Using information processing systems being installed by the NAA, the aircraft and ATCs will be able to resolve all conflict situations, have a range of flight track options with the ability to choose the one that is the most fuel efficient. A detailed report prepared by the NAA concludes that it would be possible to improve fuel efficiency of domestic operations by as much as 5 per cent using satellite based navigation. Air safety is estimated to increase by a factor of 10.
On the negative side, the FANS scheme will render VORs and much other equipment exclusive to ground-based navigation obsolete, on which nearly Rs 200 crore is to be spent by 1996. Even so, the national aviation authorities have made up their mind that this expenditure would be worth it.

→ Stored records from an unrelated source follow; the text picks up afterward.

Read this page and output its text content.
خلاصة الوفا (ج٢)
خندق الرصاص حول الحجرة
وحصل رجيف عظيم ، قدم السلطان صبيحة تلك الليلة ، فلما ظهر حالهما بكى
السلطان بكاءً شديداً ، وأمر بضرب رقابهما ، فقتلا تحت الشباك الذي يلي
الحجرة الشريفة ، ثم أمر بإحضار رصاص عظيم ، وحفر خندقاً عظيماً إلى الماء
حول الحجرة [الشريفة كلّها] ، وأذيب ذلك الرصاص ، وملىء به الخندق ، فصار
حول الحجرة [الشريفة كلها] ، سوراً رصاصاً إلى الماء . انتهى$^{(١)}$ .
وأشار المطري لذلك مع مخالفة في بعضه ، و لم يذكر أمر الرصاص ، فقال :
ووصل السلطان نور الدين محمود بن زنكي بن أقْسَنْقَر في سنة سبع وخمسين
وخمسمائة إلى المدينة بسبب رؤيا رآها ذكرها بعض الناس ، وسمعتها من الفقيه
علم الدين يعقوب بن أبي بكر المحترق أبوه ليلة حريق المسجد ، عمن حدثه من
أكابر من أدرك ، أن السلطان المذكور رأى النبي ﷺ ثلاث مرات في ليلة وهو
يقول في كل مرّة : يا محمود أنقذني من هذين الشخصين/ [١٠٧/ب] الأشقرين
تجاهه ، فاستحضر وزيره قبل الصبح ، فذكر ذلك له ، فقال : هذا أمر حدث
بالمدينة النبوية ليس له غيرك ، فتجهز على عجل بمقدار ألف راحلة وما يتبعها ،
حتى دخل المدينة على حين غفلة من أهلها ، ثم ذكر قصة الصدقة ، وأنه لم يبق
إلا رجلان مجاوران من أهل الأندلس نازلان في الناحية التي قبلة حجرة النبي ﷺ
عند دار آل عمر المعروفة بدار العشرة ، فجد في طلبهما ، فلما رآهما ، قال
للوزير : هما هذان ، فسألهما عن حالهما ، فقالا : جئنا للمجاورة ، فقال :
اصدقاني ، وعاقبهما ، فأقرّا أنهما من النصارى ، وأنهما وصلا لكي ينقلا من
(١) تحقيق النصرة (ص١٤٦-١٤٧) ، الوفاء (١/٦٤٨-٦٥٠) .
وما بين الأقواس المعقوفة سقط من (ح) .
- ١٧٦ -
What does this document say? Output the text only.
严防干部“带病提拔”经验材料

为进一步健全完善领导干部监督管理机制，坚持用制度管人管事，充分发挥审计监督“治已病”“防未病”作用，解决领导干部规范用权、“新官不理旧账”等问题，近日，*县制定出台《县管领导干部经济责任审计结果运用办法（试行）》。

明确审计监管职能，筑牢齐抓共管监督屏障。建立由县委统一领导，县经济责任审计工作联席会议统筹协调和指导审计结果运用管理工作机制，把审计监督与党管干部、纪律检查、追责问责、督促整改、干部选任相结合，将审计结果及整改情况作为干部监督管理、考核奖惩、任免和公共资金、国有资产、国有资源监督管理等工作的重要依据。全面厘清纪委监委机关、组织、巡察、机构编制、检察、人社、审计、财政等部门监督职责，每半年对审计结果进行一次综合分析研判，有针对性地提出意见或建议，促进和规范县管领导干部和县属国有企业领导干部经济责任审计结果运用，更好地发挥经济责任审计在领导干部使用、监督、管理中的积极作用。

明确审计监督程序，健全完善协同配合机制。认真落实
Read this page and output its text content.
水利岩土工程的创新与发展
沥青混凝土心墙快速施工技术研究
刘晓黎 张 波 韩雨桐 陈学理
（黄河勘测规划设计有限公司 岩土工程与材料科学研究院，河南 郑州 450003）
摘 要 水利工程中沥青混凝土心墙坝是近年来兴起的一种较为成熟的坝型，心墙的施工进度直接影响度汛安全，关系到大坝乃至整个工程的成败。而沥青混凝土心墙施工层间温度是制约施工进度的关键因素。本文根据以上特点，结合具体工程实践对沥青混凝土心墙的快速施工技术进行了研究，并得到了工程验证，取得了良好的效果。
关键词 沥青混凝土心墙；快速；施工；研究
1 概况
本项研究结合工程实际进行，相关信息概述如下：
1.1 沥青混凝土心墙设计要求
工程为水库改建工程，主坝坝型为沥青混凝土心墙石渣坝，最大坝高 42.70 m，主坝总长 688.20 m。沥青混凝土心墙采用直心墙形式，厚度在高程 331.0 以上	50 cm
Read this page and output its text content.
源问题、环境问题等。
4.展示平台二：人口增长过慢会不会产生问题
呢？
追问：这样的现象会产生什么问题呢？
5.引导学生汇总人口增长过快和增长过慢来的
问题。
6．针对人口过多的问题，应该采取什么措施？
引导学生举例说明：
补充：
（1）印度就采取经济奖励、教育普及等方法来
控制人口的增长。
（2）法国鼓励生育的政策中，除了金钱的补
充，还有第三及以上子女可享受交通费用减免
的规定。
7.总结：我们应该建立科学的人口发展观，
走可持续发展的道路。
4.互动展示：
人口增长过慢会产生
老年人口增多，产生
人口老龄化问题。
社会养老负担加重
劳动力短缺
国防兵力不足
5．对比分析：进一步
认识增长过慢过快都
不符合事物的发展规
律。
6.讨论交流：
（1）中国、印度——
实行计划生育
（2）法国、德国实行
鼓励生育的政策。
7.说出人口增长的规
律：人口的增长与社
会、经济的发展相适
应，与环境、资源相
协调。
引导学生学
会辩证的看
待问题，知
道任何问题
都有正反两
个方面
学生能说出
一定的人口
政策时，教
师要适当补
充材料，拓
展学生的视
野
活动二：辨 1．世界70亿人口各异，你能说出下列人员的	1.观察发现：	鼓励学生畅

They feel that the domestic operators must be given time to install satellite compatible equipment and till then would have to be provided with adequate navigation and surveillance services. Says former civil aviation secretary Sovan Kanungo, "These are the constant dilemmas of technology in a developing country." He headed the committee which opted for this 2-track approach.
Other issues are not so easily taken care of. Programmes to upgrade training of ATCs to enable them to deal with high-tech systems of global capability are yet to be worked out. Many airline managers are not certain whether they would be able to afford the required satellite capable equipment, or of its advantages to their fixed operations. And, just by the way, Indian authorities have not bothered to be as zealous about a less glamorous international proposal to consider the environmental aspects of large airports. For the time being, they are flying high on plans for airways of the future.